L'Hopitals Rule, Limit, x->infty, {(15x-3)/(15x+5)}^(3x+1)

[ifailedcalculus]

Hi, First time poster.

I need help with one question that uses L'Hopitals rule

this is the question:

Evaluate the following limit
lim
x-->infinity {(15x-3)/(15x+5)}^(3x+1)

What I've done so far is get it to look like this

ln y = (3x+1)*ln(1-8/(15x+5))

I know you have to apply L'Hopitals rule, probably twice...I can't figure this out...please help!

Thanks

 

[ifailedcalculus]

Re: L'Hopitals Rule, Limit

Any help would be appreciated!
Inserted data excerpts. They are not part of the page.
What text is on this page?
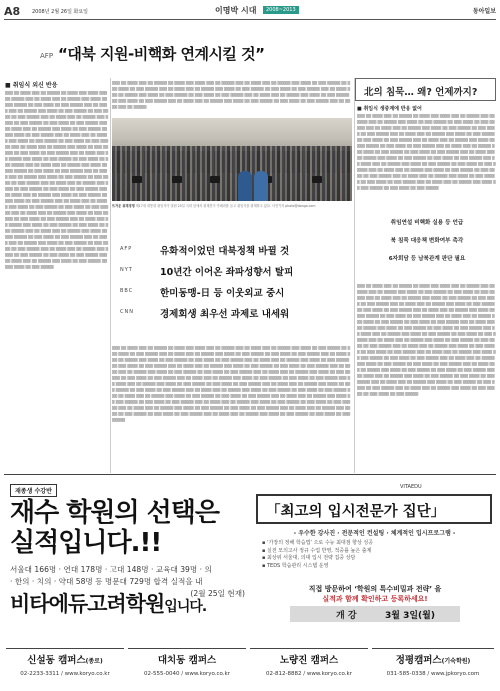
A8 2008년 2월 26일 화요일	이명박 시대	2008~2013	동아일보
AFP “대북 지원-비핵화 연계시킬 것”
■ 취임식 외신 반응
▒▒▒ ▒▒ ▒▒▒▒ ▒▒▒ ▒▒ ▒▒▒▒▒ ▒▒ ▒▒▒▒ ▒▒▒ ▒▒▒▒ ▒▒▒ ▒▒ ▒▒▒▒▒ ▒▒▒ ▒▒ ▒▒▒▒ ▒▒▒ ▒▒ ▒▒▒▒▒ ▒▒▒ ▒▒▒▒ ▒▒ ▒▒▒ ▒▒▒▒▒ ▒▒ ▒▒▒ ▒▒▒▒ ▒▒ ▒▒▒ ▒▒▒▒▒ ▒▒▒ ▒▒ ▒▒▒▒ ▒▒▒ ▒▒ ▒▒▒▒▒ ▒▒▒ ▒▒▒▒ ▒▒ ▒▒▒ ▒▒▒▒▒ ▒▒ ▒▒▒ ▒▒▒▒ ▒▒ ▒▒▒ ▒▒▒▒▒ ▒▒▒ ▒▒ ▒▒▒▒ ▒▒▒ ▒▒ ▒▒▒▒▒ ▒▒▒ ▒▒▒▒ ▒▒ ▒▒▒ ▒▒▒▒▒ ▒▒ ▒▒▒ ▒▒▒▒ ▒▒ ▒▒▒ ▒▒▒▒▒ ▒▒▒ ▒▒ ▒▒▒▒ ▒▒▒ ▒▒ ▒▒▒▒▒ ▒▒▒ ▒▒▒▒ ▒▒ ▒▒▒ ▒▒▒▒▒ ▒▒ ▒▒▒ ▒▒▒▒ ▒▒ ▒▒▒ ▒▒▒▒▒ ▒▒▒ ▒▒ ▒▒▒▒ ▒▒▒ ▒▒ ▒▒▒▒▒ ▒▒▒ ▒▒▒▒ ▒▒ ▒▒▒ ▒▒▒▒▒ ▒▒ ▒▒▒ ▒▒▒▒ ▒▒ ▒▒▒ ▒▒▒▒▒ ▒▒▒ ▒▒ ▒▒▒▒ ▒▒▒ ▒▒ ▒▒▒▒▒ ▒▒▒ ▒▒▒▒ ▒▒ ▒▒▒ ▒▒▒▒▒ ▒▒ ▒▒▒ ▒▒▒▒ ▒▒ ▒▒▒ ▒▒▒▒▒ ▒▒▒ ▒▒ ▒▒▒▒ ▒▒▒ ▒▒ ▒▒▒▒▒ ▒▒▒ ▒▒▒▒ ▒▒ ▒▒▒ ▒▒▒▒▒ ▒▒ ▒▒▒ ▒▒▒▒ ▒▒ ▒▒▒ ▒▒▒▒▒ ▒▒▒ ▒▒ ▒▒▒▒ ▒▒▒ ▒▒ ▒▒▒▒▒ ▒▒▒ ▒▒▒▒ ▒▒ ▒▒▒ ▒▒▒▒▒ ▒▒ ▒▒▒ ▒▒▒▒ ▒▒ ▒▒▒ ▒▒▒▒▒ ▒▒▒ ▒▒ ▒▒▒▒ ▒▒▒ ▒▒ ▒▒▒▒▒ ▒▒▒ ▒▒▒▒ ▒▒ ▒▒▒ ▒▒▒▒▒ ▒▒ ▒▒▒ ▒▒▒▒ ▒▒ ▒▒▒ ▒▒▒▒▒ ▒▒▒ ▒▒ ▒▒▒▒ ▒▒▒ ▒▒ ▒▒▒▒▒ ▒▒▒ ▒▒▒▒ ▒▒ ▒▒▒ ▒▒▒▒▒ ▒▒ ▒▒▒ ▒▒▒▒ ▒▒ ▒▒▒ ▒▒▒▒▒ ▒▒▒ ▒▒ ▒▒▒▒ ▒▒▒ ▒▒ ▒▒▒▒▒ ▒▒▒ ▒▒▒▒ ▒▒ ▒▒▒ ▒▒▒▒▒ ▒▒ ▒▒▒ ▒▒▒▒ ▒▒ ▒▒▒ ▒▒▒▒▒ ▒▒▒ ▒▒ ▒▒▒▒ ▒▒▒ ▒▒ ▒▒▒▒▒ ▒▒▒ ▒▒▒▒ ▒▒ ▒▒▒ ▒▒▒▒▒ ▒▒ ▒▒▒ ▒▒▒▒ ▒▒ ▒▒▒ ▒▒▒▒▒ ▒▒▒ ▒▒ ▒▒▒▒ ▒▒▒ ▒▒ ▒▒▒▒▒ ▒▒▒ ▒▒▒▒ ▒▒ ▒▒▒ ▒▒▒▒▒ ▒▒ ▒▒▒ ▒▒▒▒ ▒▒ ▒▒▒ ▒▒▒▒▒ ▒▒▒ ▒▒ ▒▒▒▒ ▒▒▒ ▒▒ ▒▒▒▒▒ ▒▒▒ ▒▒▒▒ ▒▒ ▒▒▒ ▒▒▒▒▒ ▒▒ ▒▒▒ ▒▒▒▒ ▒▒ ▒▒▒ ▒▒▒▒▒ ▒▒▒ ▒▒ ▒▒▒▒ ▒▒▒ ▒▒ ▒▒▒▒▒ ▒▒▒ ▒▒▒▒ ▒▒ ▒▒▒ ▒▒▒▒▒ ▒▒ ▒▒▒ ▒▒▒▒ ▒▒ ▒▒▒ ▒▒▒▒▒ ▒▒▒ ▒▒ ▒▒▒▒ ▒▒▒ ▒▒ ▒▒▒▒▒ ▒▒▒ ▒▒▒▒ ▒▒ ▒▒▒ ▒▒▒▒▒ ▒▒ ▒▒▒ ▒▒▒▒ ▒▒ ▒▒▒ ▒▒▒▒▒ ▒▒▒ ▒▒ ▒▒▒▒ ▒▒▒ ▒▒ ▒▒▒▒▒ ▒▒▒ ▒▒▒▒ ▒▒ ▒▒▒ ▒▒▒▒▒ ▒▒ ▒▒▒ ▒▒▒▒ ▒▒ ▒▒▒ ▒▒▒▒▒ ▒▒▒ ▒▒ ▒▒▒▒ ▒▒▒ ▒▒ ▒▒▒▒▒ ▒▒▒ ▒▒▒▒ ▒▒ ▒▒▒ ▒▒▒▒▒ ▒▒ ▒▒▒ ▒▒▒▒ ▒▒ ▒▒▒ ▒▒▒▒▒
▒▒▒ ▒▒ ▒▒▒▒ ▒▒▒ ▒▒ ▒▒▒▒▒ ▒▒ ▒▒▒▒ ▒▒▒ ▒▒▒▒ ▒▒▒ ▒▒ ▒▒▒▒▒ ▒▒▒ ▒▒ ▒▒▒▒ ▒▒▒ ▒▒ ▒▒▒▒▒ ▒▒▒ ▒▒▒▒ ▒▒ ▒▒▒ ▒▒▒▒▒ ▒▒ ▒▒▒ ▒▒▒▒ ▒▒ ▒▒▒ ▒▒▒▒▒ ▒▒▒ ▒▒ ▒▒▒▒ ▒▒▒ ▒▒ ▒▒▒▒▒ ▒▒▒ ▒▒▒▒ ▒▒ ▒▒▒ ▒▒▒▒▒ ▒▒ ▒▒▒ ▒▒▒▒ ▒▒ ▒▒▒ ▒▒▒▒▒ ▒▒▒ ▒▒ ▒▒▒▒ ▒▒▒ ▒▒ ▒▒▒▒▒ ▒▒▒ ▒▒▒▒ ▒▒ ▒▒▒ ▒▒▒▒▒ ▒▒ ▒▒▒ ▒▒▒▒ ▒▒ ▒▒▒ ▒▒▒▒▒ ▒▒▒ ▒▒ ▒▒▒▒ ▒▒▒ ▒▒ ▒▒▒▒▒ ▒▒▒ ▒▒▒▒ ▒▒ ▒▒▒ ▒▒▒▒▒ ▒▒ ▒▒▒ ▒▒▒▒ ▒▒ ▒▒▒ ▒▒▒▒▒ ▒▒▒ ▒▒ ▒▒▒▒ ▒▒▒ ▒▒ ▒▒▒▒▒ ▒▒▒ ▒▒▒▒ ▒▒ ▒▒▒ ▒▒▒▒▒ ▒▒ ▒▒▒ ▒▒▒▒ ▒▒ ▒▒▒ ▒▒▒▒▒ ▒▒▒ ▒▒ ▒▒▒▒ ▒▒▒ ▒▒ ▒▒▒▒▒
뜨거운 취재경쟁 제17대 대통령 취임식이 열린 25일 국회 앞에서 취재진이 카메라를 들고 취임식을 취재하고 있다. 사진기자 photo@donga.com
AFP	유화적이었던 대북정책 바뀔 것
NYT	10년간 이어온 좌파성향서 탈피
BBC	한미동맹-日 등 이웃외교 중시
CNN	경제회생 최우선 과제로 내세워
▒▒▒ ▒▒ ▒▒▒▒ ▒▒▒ ▒▒ ▒▒▒▒▒ ▒▒ ▒▒▒▒ ▒▒▒ ▒▒▒▒ ▒▒▒ ▒▒ ▒▒▒▒▒ ▒▒▒ ▒▒ ▒▒▒▒ ▒▒▒ ▒▒ ▒▒▒▒▒ ▒▒▒ ▒▒▒▒ ▒▒ ▒▒▒ ▒▒▒▒▒ ▒▒ ▒▒▒ ▒▒▒▒ ▒▒ ▒▒▒ ▒▒▒▒▒ ▒▒▒ ▒▒ ▒▒▒▒ ▒▒▒ ▒▒ ▒▒▒▒▒ ▒▒▒ ▒▒▒▒ ▒▒ ▒▒▒ ▒▒▒▒▒ ▒▒ ▒▒▒ ▒▒▒▒ ▒▒ ▒▒▒ ▒▒▒▒▒ ▒▒▒ ▒▒ ▒▒▒▒ ▒▒▒ ▒▒ ▒▒▒▒▒ ▒▒▒ ▒▒▒▒ ▒▒ ▒▒▒ ▒▒▒▒▒ ▒▒ ▒▒▒ ▒▒▒▒ ▒▒ ▒▒▒ ▒▒▒▒▒ ▒▒▒ ▒▒ ▒▒▒▒ ▒▒▒ ▒▒ ▒▒▒▒▒ ▒▒▒ ▒▒▒▒ ▒▒ ▒▒▒ ▒▒▒▒▒ ▒▒ ▒▒▒ ▒▒▒▒ ▒▒ ▒▒▒ ▒▒▒▒▒ ▒▒▒ ▒▒ ▒▒▒▒ ▒▒▒ ▒▒ ▒▒▒▒▒ ▒▒▒ ▒▒▒▒ ▒▒ ▒▒▒ ▒▒▒▒▒ ▒▒ ▒▒▒ ▒▒▒▒ ▒▒ ▒▒▒ ▒▒▒▒▒ ▒▒▒ ▒▒ ▒▒▒▒ ▒▒▒ ▒▒ ▒▒▒▒▒ ▒▒▒ ▒▒▒▒ ▒▒ ▒▒▒ ▒▒▒▒▒ ▒▒ ▒▒▒ ▒▒▒▒ ▒▒ ▒▒▒ ▒▒▒▒▒ ▒▒▒ ▒▒ ▒▒▒▒ ▒▒▒ ▒▒ ▒▒▒▒▒ ▒▒▒ ▒▒▒▒ ▒▒ ▒▒▒ ▒▒▒▒▒ ▒▒ ▒▒▒ ▒▒▒▒ ▒▒ ▒▒▒ ▒▒▒▒▒ ▒▒▒ ▒▒ ▒▒▒▒ ▒▒▒ ▒▒ ▒▒▒▒▒ ▒▒▒ ▒▒▒▒ ▒▒ ▒▒▒ ▒▒▒▒▒ ▒▒ ▒▒▒ ▒▒▒▒ ▒▒ ▒▒▒ ▒▒▒▒▒ ▒▒▒ ▒▒ ▒▒▒▒ ▒▒▒ ▒▒ ▒▒▒▒▒ ▒▒▒ ▒▒▒▒ ▒▒ ▒▒▒ ▒▒▒▒▒ ▒▒ ▒▒▒ ▒▒▒▒ ▒▒ ▒▒▒ ▒▒▒▒▒ ▒▒▒ ▒▒ ▒▒▒▒ ▒▒▒ ▒▒ ▒▒▒▒▒ ▒▒▒ ▒▒▒▒ ▒▒ ▒▒▒ ▒▒▒▒▒ ▒▒ ▒▒▒ ▒▒▒▒ ▒▒ ▒▒▒ ▒▒▒▒▒ ▒▒▒ ▒▒ ▒▒▒▒ ▒▒▒ ▒▒ ▒▒▒▒▒ ▒▒▒ ▒▒▒▒ ▒▒ ▒▒▒ ▒▒▒▒▒ ▒▒ ▒▒▒ ▒▒▒▒ ▒▒ ▒▒▒ ▒▒▒▒▒ ▒▒▒ ▒▒ ▒▒▒▒ ▒▒▒ ▒▒ ▒▒▒▒▒ ▒▒▒ ▒▒▒▒ ▒▒ ▒▒▒ ▒▒▒▒▒ ▒▒ ▒▒▒ ▒▒▒▒ ▒▒ ▒▒▒ ▒▒▒▒▒ ▒▒▒ ▒▒ ▒▒▒▒ ▒▒▒ ▒▒ ▒▒▒▒▒ ▒▒▒ ▒▒▒▒ ▒▒ ▒▒▒ ▒▒▒▒▒ ▒▒ ▒▒▒ ▒▒▒▒ ▒▒ ▒▒▒ ▒▒▒▒▒ ▒▒▒ ▒▒ ▒▒▒▒ ▒▒▒ ▒▒ ▒▒▒▒▒ ▒▒▒ ▒▒▒▒ ▒▒ ▒▒▒ ▒▒▒▒▒ ▒▒ ▒▒▒ ▒▒▒▒ ▒▒ ▒▒▒ ▒▒▒▒▒ ▒▒▒ ▒▒ ▒▒▒▒ ▒▒▒ ▒▒ ▒▒▒▒▒ ▒▒▒ ▒▒▒▒ ▒▒ ▒▒▒ ▒▒▒▒▒ ▒▒ ▒▒▒ ▒▒▒▒ ▒▒ ▒▒▒ ▒▒▒▒▒ ▒▒▒ ▒▒ ▒▒▒▒ ▒▒▒ ▒▒ ▒▒▒▒▒ ▒▒▒ ▒▒▒▒ ▒▒ ▒▒▒ ▒▒▒▒▒ ▒▒ ▒▒▒ ▒▒▒▒ ▒▒ ▒▒▒ ▒▒▒▒▒ ▒▒▒ ▒▒ ▒▒▒▒ ▒▒▒ ▒▒ ▒▒▒▒▒ ▒▒▒ ▒▒▒▒ ▒▒ ▒▒▒ ▒▒▒▒▒ ▒▒ ▒▒▒ ▒▒▒▒ ▒▒ ▒▒▒ ▒▒▒▒▒
北의 침묵… 왜? 언제까지?
■ 취임식 생중계에 반응 없어
▒▒▒ ▒▒ ▒▒▒▒ ▒▒▒ ▒▒ ▒▒▒▒▒ ▒▒ ▒▒▒▒ ▒▒▒ ▒▒▒▒ ▒▒▒ ▒▒ ▒▒▒▒▒ ▒▒▒ ▒▒ ▒▒▒▒ ▒▒▒ ▒▒ ▒▒▒▒▒ ▒▒▒ ▒▒▒▒ ▒▒ ▒▒▒ ▒▒▒▒▒ ▒▒ ▒▒▒ ▒▒▒▒ ▒▒ ▒▒▒ ▒▒▒▒▒ ▒▒▒ ▒▒ ▒▒▒▒ ▒▒▒ ▒▒ ▒▒▒▒▒ ▒▒▒ ▒▒▒▒ ▒▒ ▒▒▒ ▒▒▒▒▒ ▒▒ ▒▒▒ ▒▒▒▒ ▒▒ ▒▒▒ ▒▒▒▒▒ ▒▒▒ ▒▒ ▒▒▒▒ ▒▒▒ ▒▒ ▒▒▒▒▒ ▒▒▒ ▒▒▒▒ ▒▒ ▒▒▒ ▒▒▒▒▒ ▒▒ ▒▒▒ ▒▒▒▒ ▒▒ ▒▒▒ ▒▒▒▒▒ ▒▒▒ ▒▒ ▒▒▒▒ ▒▒▒ ▒▒ ▒▒▒▒▒ ▒▒▒ ▒▒▒▒ ▒▒ ▒▒▒ ▒▒▒▒▒ ▒▒ ▒▒▒ ▒▒▒▒ ▒▒ ▒▒▒ ▒▒▒▒▒ ▒▒▒ ▒▒ ▒▒▒▒ ▒▒▒ ▒▒ ▒▒▒▒▒ ▒▒▒ ▒▒▒▒ ▒▒ ▒▒▒ ▒▒▒▒▒ ▒▒ ▒▒▒ ▒▒▒▒ ▒▒ ▒▒▒ ▒▒▒▒▒ ▒▒▒ ▒▒ ▒▒▒▒ ▒▒▒ ▒▒ ▒▒▒▒▒ ▒▒▒ ▒▒▒▒ ▒▒ ▒▒▒ ▒▒▒▒▒ ▒▒ ▒▒▒ ▒▒▒▒ ▒▒ ▒▒▒ ▒▒▒▒▒ ▒▒▒ ▒▒ ▒▒▒▒ ▒▒▒ ▒▒ ▒▒▒▒▒ ▒▒▒ ▒▒▒▒ ▒▒ ▒▒▒ ▒▒▒▒▒ ▒▒ ▒▒▒ ▒▒▒▒ ▒▒ ▒▒▒ ▒▒▒▒▒ ▒▒▒ ▒▒ ▒▒▒▒ ▒▒▒ ▒▒ ▒▒▒▒▒ ▒▒▒ ▒▒▒▒ ▒▒ ▒▒▒ ▒▒▒▒▒ ▒▒ ▒▒▒ ▒▒▒▒ ▒▒ ▒▒▒ ▒▒▒▒▒ ▒▒▒ ▒▒ ▒▒▒▒ ▒▒▒ ▒▒ ▒▒▒▒▒ ▒▒▒ ▒▒▒▒ ▒▒ ▒▒▒ ▒▒▒▒▒ ▒▒ ▒▒▒ ▒▒▒▒ ▒▒ ▒▒▒ ▒▒▒▒▒ ▒▒▒ ▒▒ ▒▒▒▒ ▒▒▒ ▒▒ ▒▒▒▒▒ ▒▒▒ ▒▒▒▒ ▒▒ ▒▒▒ ▒▒▒▒▒ ▒▒ ▒▒▒ ▒▒▒▒ ▒▒ ▒▒▒ ▒▒▒▒▒
취임연설 비핵화 실용 등 언급
북 침묵 대응책 변화여부 촉각
6자회담 등 남북관계 판단 필요
▒▒▒ ▒▒ ▒▒▒▒ ▒▒▒ ▒▒ ▒▒▒▒▒ ▒▒ ▒▒▒▒ ▒▒▒ ▒▒▒▒ ▒▒▒ ▒▒ ▒▒▒▒▒ ▒▒▒ ▒▒ ▒▒▒▒ ▒▒▒ ▒▒ ▒▒▒▒▒ ▒▒▒ ▒▒▒▒ ▒▒ ▒▒▒ ▒▒▒▒▒ ▒▒ ▒▒▒ ▒▒▒▒ ▒▒ ▒▒▒ ▒▒▒▒▒ ▒▒▒ ▒▒ ▒▒▒▒ ▒▒▒ ▒▒ ▒▒▒▒▒ ▒▒▒ ▒▒▒▒ ▒▒ ▒▒▒ ▒▒▒▒▒ ▒▒ ▒▒▒ ▒▒▒▒ ▒▒ ▒▒▒ ▒▒▒▒▒ ▒▒▒ ▒▒ ▒▒▒▒ ▒▒▒ ▒▒ ▒▒▒▒▒ ▒▒▒ ▒▒▒▒ ▒▒ ▒▒▒ ▒▒▒▒▒ ▒▒ ▒▒▒ ▒▒▒▒ ▒▒ ▒▒▒ ▒▒▒▒▒ ▒▒▒ ▒▒ ▒▒▒▒ ▒▒▒ ▒▒ ▒▒▒▒▒ ▒▒▒ ▒▒▒▒ ▒▒ ▒▒▒ ▒▒▒▒▒ ▒▒ ▒▒▒ ▒▒▒▒ ▒▒ ▒▒▒ ▒▒▒▒▒ ▒▒▒ ▒▒ ▒▒▒▒ ▒▒▒ ▒▒ ▒▒▒▒▒ ▒▒▒ ▒▒▒▒ ▒▒ ▒▒▒ ▒▒▒▒▒ ▒▒ ▒▒▒ ▒▒▒▒ ▒▒ ▒▒▒ ▒▒▒▒▒ ▒▒▒ ▒▒ ▒▒▒▒ ▒▒▒ ▒▒ ▒▒▒▒▒ ▒▒▒ ▒▒▒▒ ▒▒ ▒▒▒ ▒▒▒▒▒ ▒▒ ▒▒▒ ▒▒▒▒ ▒▒ ▒▒▒ ▒▒▒▒▒ ▒▒▒ ▒▒ ▒▒▒▒ ▒▒▒ ▒▒ ▒▒▒▒▒ ▒▒▒ ▒▒▒▒ ▒▒ ▒▒▒ ▒▒▒▒▒ ▒▒ ▒▒▒ ▒▒▒▒ ▒▒ ▒▒▒ ▒▒▒▒▒ ▒▒▒ ▒▒ ▒▒▒▒ ▒▒▒ ▒▒ ▒▒▒▒▒ ▒▒▒ ▒▒▒▒ ▒▒ ▒▒▒ ▒▒▒▒▒ ▒▒ ▒▒▒ ▒▒▒▒ ▒▒ ▒▒▒ ▒▒▒▒▒ ▒▒▒ ▒▒ ▒▒▒▒ ▒▒▒ ▒▒ ▒▒▒▒▒ ▒▒▒ ▒▒▒▒ ▒▒ ▒▒▒ ▒▒▒▒▒ ▒▒ ▒▒▒ ▒▒▒▒ ▒▒ ▒▒▒ ▒▒▒▒▒ ▒▒▒ ▒▒ ▒▒▒▒ ▒▒▒ ▒▒ ▒▒▒▒▒ ▒▒▒ ▒▒▒▒ ▒▒ ▒▒▒ ▒▒▒▒▒ ▒▒ ▒▒▒ ▒▒▒▒ ▒▒ ▒▒▒ ▒▒▒▒▒ ▒▒▒ ▒▒ ▒▒▒▒ ▒▒▒ ▒▒ ▒▒▒▒▒ ▒▒▒ ▒▒▒▒ ▒▒ ▒▒▒ ▒▒▒▒▒ ▒▒ ▒▒▒ ▒▒▒▒ ▒▒ ▒▒▒ ▒▒▒▒▒ ▒▒▒ ▒▒ ▒▒▒▒ ▒▒▒ ▒▒ ▒▒▒▒▒ ▒▒▒ ▒▒▒▒ ▒▒ ▒▒▒ ▒▒▒▒▒ ▒▒ ▒▒▒ ▒▒▒▒ ▒▒ ▒▒▒ ▒▒▒▒▒ ▒▒▒ ▒▒ ▒▒▒▒ ▒▒▒ ▒▒ ▒▒▒▒▒ ▒▒▒ ▒▒▒▒ ▒▒ ▒▒▒ ▒▒▒▒▒ ▒▒ ▒▒▒ ▒▒▒▒ ▒▒ ▒▒▒ ▒▒▒▒▒ ▒▒▒ ▒▒ ▒▒▒▒ ▒▒▒ ▒▒ ▒▒▒▒▒ ▒▒▒ ▒▒▒▒ ▒▒ ▒▒▒ ▒▒▒▒▒ ▒▒ ▒▒▒ ▒▒▒▒ ▒▒ ▒▒▒ ▒▒▒▒▒ ▒▒▒ ▒▒ ▒▒▒▒ ▒▒▒ ▒▒ ▒▒▒▒▒ ▒▒▒ ▒▒▒▒ ▒▒ ▒▒▒ ▒▒▒▒▒ ▒▒ ▒▒▒ ▒▒▒▒ ▒▒ ▒▒▒ ▒▒▒▒▒
재종생 수강반
재수 학원의 선택은
실적입니다.!!
서울대 166명 · 연대 178명 · 고대 148명 · 교육대 39명 · 의
· 한의 · 치의 · 약대 58명 등 명문대 729명 합격 실적을 내
(2월 25일 현재)
비타에듀고려학원입니다.
VITAEDU
「최고의 입시전문가 집단」
- 우수한 강사진 · 전문적인 컨설팅 · 체계적인 입시프로그램 -
▪ ‘가장의 정해 학습법’ 으로 수능 최대점 향상 성공
▪ 실전 모의고사 정규 수업 반영, 적중률 높은 출제
▪ 최상위 서울대, 의대 입시 전략 집중 상담
▪ TEDS 학습관리 시스템 운영
직접 방문하여 ‘학원의 특수비밀과 전략’ 을
실적과 함께 확인하고 등록하세요!
개 강	3월 3일(월)
신설동 캠퍼스(종로)
02-2233-3311 / www.koryo.co.kr
대치동 캠퍼스
02-555-0040 / www.koryo.co.kr
노량진 캠퍼스
02-812-8882 / www.koryo.co.kr
정평캠퍼스(기숙학원)
031-585-0338 / www.jpkoryo.com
I need to figure this out by tomorrow

 

[BigGlenntheHeavy]

Re: L'Hopitals Rule, Limit

Hint: ln(y) = (3x+1)ln|15x-3|-(3x+1)ln|15x+5|
x->infinity.

Note: We let y = f(x).

 

[ifailedcalculus]

Re: L'Hopitals Rule, Limit

sorry, I still have no idea how to solve this.

What i did was find the first derivative of the numerator and the denominator, seperately, and went on to find the second derivative. I can't get the calculations right and I'm pretty sure I'm doing it wrong.

 

[BigGlenntheHeavy]

Re: L'Hopitals Rule, Limit

lim[ln(y)] = (3x+1)ln(|15x-3|/|15x+5|) = ln(|15x-3|/|15x+5|)/(1/(3x+1)).
x->infinity
As x-> infinity, we have ln(1)/0 = 0/0. Now take the derivitives of the numerator and the denominator and you'll get

-8(3x+1)/(15x-3). Now the limit as x approaches infinity is -infinity/infinity. Again take derivitives and you'll get -24/15 = -8/5.

Hence(limit) ln(y) = -8/5, y = e^(-8/5)
x->infinity


Ergo lim[f(x)] = e^(-8/5)
x->infinity

This one is quite protracted, gasp.

 

[ifailedcalculus]

Re: L'Hopitals Rule, Limit

Thank you so much Glenn!

I got past the first derivative and got the answer you wrote, and also almost got the second derivative correctly. What threw me off was I forgot to pair my answer with the "e".

That was a dumb mistake on my part.

Again, thanks a lot for helping me out with this question

 

[galactus]

We can also do this without L'Hopital. Unless you are required to use it.

Rewrite \(\displaystyle \frac{3(5x-1)}{5(3x+1)}=1-\frac{8}{5(3x+1)}\)

\(\displaystyle \lim_{x\to \infty}\left(1-\frac{8}{5(3x+1)}\right)^{3x+1}\)

Let t=3x+1

\(\displaystyle \lim_{t\to \infty}\left(1-\frac{8}{5t}\right)^{t}\)

Note the famous limit for e, \(\displaystyle e=\lim_{t\to \infty}\left(1+\frac{1}{t}\right)^{t}\)

Therefore, we get \(\displaystyle e^{\frac{-8}{5}}\) as the limit.